Gavea a été fondée il y a sept ans par Arminio Fraga, un ancien président de la Banque centrale brésilienne (de 1999 à 2002) et collaborateur de George Soros. Il devrait continuer à diriger la société après l’entrée de JPMorgan à son capital. Tout comme d’autres transactions récemment annoncées dans le secteur de la gestion alternative, les négociations avaient semble-t-il été ouvertes il y a plusieurs mois, mais leur aboutissement restait suspendu à l’évolution du cadre réglementaire aux Etats-Unis. La nouvelle loi autorise désormais la détention de hedge funds, tout en limitant les sommes gérées pour compte propre.
En l’occurrence, l’acquisition serait selon le Financial Times réalisée par l’intermédiaire de Highbridge Capital Management, gestionnaire alternatif détenu par JPMorgan. Cette dernière était entrée au capital de Highbridge en 2004 avant d’en acquérir la totalité deux ans plus tard. En se plaçant ainsi avec Gavea dans le cadre exclusif de la gestion pour compte de tiers, la banque américaine respecte la loi Dodd-Franck.
Les détails financiers de l’accord devraient rester confidentiels. JPMorgan pourrait acquérir en premier lieu une part minoritaire conséquente. Le quotidien Folha de Sao Paulo croit savoir de source proche des négociations que la banque américaine va acquérir d’emblée 55% du capital avec une option pour le solde au cours des cinq prochaines années.
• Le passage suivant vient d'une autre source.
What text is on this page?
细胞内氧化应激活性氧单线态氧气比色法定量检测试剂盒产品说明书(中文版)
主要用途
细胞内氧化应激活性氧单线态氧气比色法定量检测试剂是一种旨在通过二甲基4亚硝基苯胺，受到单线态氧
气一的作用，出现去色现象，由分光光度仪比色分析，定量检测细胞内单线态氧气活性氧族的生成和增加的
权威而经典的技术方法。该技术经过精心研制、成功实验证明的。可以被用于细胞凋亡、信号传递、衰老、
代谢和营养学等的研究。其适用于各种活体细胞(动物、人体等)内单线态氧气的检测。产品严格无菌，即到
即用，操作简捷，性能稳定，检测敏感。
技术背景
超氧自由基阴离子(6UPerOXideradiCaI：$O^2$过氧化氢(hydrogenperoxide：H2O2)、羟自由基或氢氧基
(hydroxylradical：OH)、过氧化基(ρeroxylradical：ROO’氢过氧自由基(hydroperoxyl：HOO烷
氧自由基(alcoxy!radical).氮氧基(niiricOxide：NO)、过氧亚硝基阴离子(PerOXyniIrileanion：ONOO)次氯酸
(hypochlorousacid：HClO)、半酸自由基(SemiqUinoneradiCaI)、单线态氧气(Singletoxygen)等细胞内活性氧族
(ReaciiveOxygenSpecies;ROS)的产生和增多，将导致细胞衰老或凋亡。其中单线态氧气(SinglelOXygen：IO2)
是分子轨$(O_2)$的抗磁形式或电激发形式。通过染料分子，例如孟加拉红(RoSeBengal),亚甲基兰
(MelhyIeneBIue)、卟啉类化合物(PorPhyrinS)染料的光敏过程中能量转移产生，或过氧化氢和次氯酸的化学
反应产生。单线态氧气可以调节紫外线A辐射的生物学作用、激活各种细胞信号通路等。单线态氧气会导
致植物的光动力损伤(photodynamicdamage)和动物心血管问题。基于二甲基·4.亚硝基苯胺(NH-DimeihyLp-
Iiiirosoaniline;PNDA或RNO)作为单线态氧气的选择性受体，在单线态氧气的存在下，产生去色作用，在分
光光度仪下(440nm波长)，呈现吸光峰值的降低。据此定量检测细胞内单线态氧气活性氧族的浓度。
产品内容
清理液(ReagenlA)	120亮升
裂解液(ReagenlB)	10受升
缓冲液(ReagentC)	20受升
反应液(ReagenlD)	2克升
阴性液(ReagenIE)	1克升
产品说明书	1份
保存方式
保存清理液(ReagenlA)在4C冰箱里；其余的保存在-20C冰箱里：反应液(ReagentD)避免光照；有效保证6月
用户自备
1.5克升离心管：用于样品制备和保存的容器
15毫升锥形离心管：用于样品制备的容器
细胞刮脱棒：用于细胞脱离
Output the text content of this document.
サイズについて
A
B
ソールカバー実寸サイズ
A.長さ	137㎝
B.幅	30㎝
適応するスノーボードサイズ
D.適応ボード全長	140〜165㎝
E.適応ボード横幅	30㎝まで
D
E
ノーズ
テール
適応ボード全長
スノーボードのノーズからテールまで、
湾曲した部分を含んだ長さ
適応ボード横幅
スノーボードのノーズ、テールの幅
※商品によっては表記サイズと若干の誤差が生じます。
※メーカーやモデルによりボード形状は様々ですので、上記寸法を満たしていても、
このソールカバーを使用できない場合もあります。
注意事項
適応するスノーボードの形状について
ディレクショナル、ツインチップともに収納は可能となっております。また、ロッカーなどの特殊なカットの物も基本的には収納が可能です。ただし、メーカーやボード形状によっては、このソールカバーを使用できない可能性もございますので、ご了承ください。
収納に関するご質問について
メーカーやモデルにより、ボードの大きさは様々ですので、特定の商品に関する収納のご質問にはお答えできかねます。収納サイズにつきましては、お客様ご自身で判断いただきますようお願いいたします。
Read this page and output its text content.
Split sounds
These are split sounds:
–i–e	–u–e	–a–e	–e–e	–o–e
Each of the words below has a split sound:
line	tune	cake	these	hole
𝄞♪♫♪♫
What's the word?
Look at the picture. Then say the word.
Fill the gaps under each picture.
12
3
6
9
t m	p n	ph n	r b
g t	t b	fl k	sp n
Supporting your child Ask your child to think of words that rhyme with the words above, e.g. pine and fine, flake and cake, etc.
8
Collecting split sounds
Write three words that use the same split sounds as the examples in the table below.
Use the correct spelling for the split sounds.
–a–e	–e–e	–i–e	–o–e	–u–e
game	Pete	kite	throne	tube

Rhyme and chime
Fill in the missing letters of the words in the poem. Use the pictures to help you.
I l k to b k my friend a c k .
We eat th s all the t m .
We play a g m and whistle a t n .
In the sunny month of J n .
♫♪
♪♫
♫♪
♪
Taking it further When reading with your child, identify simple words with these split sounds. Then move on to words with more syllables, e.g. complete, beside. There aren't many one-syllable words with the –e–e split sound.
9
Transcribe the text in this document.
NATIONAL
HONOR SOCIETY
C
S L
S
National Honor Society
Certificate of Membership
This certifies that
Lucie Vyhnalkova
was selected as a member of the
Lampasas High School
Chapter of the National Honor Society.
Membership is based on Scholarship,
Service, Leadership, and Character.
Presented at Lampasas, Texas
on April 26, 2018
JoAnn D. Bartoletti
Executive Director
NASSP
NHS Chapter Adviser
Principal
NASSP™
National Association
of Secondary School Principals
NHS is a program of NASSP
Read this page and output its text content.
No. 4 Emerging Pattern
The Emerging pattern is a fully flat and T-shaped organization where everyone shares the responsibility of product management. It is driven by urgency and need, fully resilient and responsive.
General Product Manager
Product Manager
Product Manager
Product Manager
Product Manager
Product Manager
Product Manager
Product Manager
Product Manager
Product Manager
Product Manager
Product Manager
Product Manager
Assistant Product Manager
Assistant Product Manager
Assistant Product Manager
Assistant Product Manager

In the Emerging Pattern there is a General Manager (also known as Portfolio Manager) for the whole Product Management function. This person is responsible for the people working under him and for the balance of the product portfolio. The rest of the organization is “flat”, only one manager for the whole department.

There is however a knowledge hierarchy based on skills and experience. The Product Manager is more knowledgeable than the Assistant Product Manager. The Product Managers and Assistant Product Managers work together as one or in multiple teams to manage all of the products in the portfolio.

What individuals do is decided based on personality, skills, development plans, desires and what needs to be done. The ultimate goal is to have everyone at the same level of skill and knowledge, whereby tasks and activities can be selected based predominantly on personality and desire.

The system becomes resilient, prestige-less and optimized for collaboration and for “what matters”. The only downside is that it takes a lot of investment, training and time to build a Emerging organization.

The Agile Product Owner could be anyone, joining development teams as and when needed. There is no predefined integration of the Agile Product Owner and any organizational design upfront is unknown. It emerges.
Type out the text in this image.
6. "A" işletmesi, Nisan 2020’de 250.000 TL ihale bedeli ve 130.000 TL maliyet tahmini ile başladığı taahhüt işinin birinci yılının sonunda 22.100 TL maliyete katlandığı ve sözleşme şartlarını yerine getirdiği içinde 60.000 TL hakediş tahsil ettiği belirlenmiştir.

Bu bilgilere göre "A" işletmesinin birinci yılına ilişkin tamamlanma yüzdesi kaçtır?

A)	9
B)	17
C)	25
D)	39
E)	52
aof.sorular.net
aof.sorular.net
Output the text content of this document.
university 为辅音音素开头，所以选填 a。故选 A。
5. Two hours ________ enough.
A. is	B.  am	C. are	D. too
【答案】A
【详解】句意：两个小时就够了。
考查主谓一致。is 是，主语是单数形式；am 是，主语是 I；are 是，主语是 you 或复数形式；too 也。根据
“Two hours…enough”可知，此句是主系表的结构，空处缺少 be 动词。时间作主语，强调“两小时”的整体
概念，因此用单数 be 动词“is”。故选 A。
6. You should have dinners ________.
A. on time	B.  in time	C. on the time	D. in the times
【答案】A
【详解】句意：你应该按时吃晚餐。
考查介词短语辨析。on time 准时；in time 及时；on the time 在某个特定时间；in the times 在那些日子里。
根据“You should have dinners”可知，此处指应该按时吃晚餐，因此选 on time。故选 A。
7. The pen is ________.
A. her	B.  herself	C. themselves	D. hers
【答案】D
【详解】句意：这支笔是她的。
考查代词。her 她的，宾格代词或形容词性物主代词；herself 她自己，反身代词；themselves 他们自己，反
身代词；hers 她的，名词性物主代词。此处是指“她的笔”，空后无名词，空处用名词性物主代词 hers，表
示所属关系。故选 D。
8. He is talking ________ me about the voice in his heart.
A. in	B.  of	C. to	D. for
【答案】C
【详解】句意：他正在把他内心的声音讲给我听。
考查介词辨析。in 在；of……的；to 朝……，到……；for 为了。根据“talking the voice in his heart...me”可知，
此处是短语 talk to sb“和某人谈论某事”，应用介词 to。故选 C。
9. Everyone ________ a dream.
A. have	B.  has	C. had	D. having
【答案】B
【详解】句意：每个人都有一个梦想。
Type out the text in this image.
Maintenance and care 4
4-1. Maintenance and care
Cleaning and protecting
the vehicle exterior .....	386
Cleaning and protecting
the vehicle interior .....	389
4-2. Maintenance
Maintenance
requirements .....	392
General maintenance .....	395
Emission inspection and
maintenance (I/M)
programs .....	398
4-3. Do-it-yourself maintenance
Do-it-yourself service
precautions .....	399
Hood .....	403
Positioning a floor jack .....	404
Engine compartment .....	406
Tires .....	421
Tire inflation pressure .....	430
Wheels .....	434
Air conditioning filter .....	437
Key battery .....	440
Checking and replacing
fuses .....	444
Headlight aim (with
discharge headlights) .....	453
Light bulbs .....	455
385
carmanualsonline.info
Le quotidien avance un prix total pour Gavea pouvant atteindre 800 millions de dollars.
Jamie Dimon, le directeur général de JPMorgan, ne fait pas mystère de ses ambitions à l’international. Seul un tiers des résultats de l’activité de gestion d’actifs est généré en dehors des Etats-Unis, ce qui est insuffisant aux yeux de la responsable de ce métier chez JPMorgan, Mary Erdoes.